Not only did the disciples of Christ offer love in retribution for the evils committed against them, but also for the evils committed against others. Acts 16 tells the account of Paul and Silas's reaction to a girl in both physical and spiritual bondage. Paul released her from her spiritual bondage, thus reversing the effects of evil on her life and also making her useless to the men to whom she was enslaved. As a result of Paul's active love for this slave girl, he and Silas suffered a beating and a night in prison. They were willing to sacrifice themselves for the sake of redeeming someone else from the grip of evil.

Our world today is just as broken, just as bound by evil, as it was in Jesus' day. Our neighbors live in darkness, bound by the lies of the devil. In nearly every house in every community are children, alone, unloved, and abused, suffering the effects of their parents’ bondage. The global slave trade is alive and thriving. Wars and unspeakable atrocities are rampant in numerous countries. Many of the products we Americans thoughtlessly enjoy are bought with the blood, sweat, and tears of those weaker and less fortunate. Are we, as we claim to be followers of Christ, being His hands and feet? Are we combating evil with love? In a world riddled by sin, true love will inevitably be taken advantage of. This is why Jesus told His followers that, if they're living as He lived here on earth, they will suffer persecution. Are we willing to stand in the way of the avalanche of evil?
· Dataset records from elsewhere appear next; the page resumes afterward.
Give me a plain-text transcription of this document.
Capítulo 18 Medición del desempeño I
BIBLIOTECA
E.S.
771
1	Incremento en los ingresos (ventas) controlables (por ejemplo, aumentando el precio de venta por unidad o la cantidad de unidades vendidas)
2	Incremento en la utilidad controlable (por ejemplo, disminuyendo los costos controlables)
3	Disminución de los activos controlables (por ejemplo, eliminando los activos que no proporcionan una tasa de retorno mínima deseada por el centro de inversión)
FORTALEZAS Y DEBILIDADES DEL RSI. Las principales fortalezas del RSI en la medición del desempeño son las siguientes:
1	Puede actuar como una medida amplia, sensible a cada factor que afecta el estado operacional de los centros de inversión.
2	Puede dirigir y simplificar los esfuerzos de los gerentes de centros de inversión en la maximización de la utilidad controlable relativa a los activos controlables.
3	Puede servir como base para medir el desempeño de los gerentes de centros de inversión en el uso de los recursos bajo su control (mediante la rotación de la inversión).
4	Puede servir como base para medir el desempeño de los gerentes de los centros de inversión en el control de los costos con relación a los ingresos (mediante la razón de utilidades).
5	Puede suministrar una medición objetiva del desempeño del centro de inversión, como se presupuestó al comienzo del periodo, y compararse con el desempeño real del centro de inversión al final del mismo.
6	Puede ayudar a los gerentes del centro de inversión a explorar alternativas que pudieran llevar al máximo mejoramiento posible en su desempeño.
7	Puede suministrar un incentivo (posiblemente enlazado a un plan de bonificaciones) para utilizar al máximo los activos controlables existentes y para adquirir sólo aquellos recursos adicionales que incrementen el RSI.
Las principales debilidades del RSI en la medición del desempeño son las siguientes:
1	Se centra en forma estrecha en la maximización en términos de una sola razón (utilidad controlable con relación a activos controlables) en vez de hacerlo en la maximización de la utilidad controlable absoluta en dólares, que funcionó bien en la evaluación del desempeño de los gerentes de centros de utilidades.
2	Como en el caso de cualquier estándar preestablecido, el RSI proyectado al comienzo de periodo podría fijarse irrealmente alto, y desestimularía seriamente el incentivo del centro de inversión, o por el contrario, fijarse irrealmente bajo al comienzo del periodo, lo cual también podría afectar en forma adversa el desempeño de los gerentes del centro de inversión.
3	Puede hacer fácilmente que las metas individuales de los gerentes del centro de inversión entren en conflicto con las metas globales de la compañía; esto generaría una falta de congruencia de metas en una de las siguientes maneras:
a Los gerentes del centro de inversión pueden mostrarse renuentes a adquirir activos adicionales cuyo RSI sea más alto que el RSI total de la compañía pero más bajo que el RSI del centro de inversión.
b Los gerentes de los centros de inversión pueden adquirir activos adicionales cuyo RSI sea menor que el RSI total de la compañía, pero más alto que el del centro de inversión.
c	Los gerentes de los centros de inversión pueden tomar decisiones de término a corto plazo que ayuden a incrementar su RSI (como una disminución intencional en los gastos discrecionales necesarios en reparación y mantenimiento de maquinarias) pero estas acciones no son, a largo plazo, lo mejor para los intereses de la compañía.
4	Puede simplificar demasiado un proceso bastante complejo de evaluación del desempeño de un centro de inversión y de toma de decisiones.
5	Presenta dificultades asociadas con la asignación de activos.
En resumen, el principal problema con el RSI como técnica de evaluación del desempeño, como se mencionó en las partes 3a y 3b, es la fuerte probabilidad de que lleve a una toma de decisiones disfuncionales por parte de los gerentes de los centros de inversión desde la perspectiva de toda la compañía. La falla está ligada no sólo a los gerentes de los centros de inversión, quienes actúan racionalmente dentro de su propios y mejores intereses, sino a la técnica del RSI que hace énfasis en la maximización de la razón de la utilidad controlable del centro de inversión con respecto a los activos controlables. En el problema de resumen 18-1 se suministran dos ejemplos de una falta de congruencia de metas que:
Whether or not the evil is affecting us personally is irrelevant. If we are filled with the love of Jesus, I believe it should be impossible for us to live idly. I believe we, as the temples in which God has chosen to dwell, are called to set captives free from the bondage of evil, even at the expense of our own lives.

2 comments:

Chucky said...

thanks for the great article it is so easy for me to get caught up in my own life and desires and not give a care about anyone else But i am follower of Christ who taught me to look outside of myself and fight evil with love affect the world around me by portraying the love he showed to me

Anonymous said...

Good stuff. A quote from Ravi Zacharias comes to mind:
"There is one place in the world where there is an aggregate, an accumulation, of human suffering—that is, in the heart of God. God then takes some of those heartaches and funnels them down into the hearts of His servants so that they might sense His burden and proclaim His message. This holy anxiety is an indispensable prerequisite to significant communication.”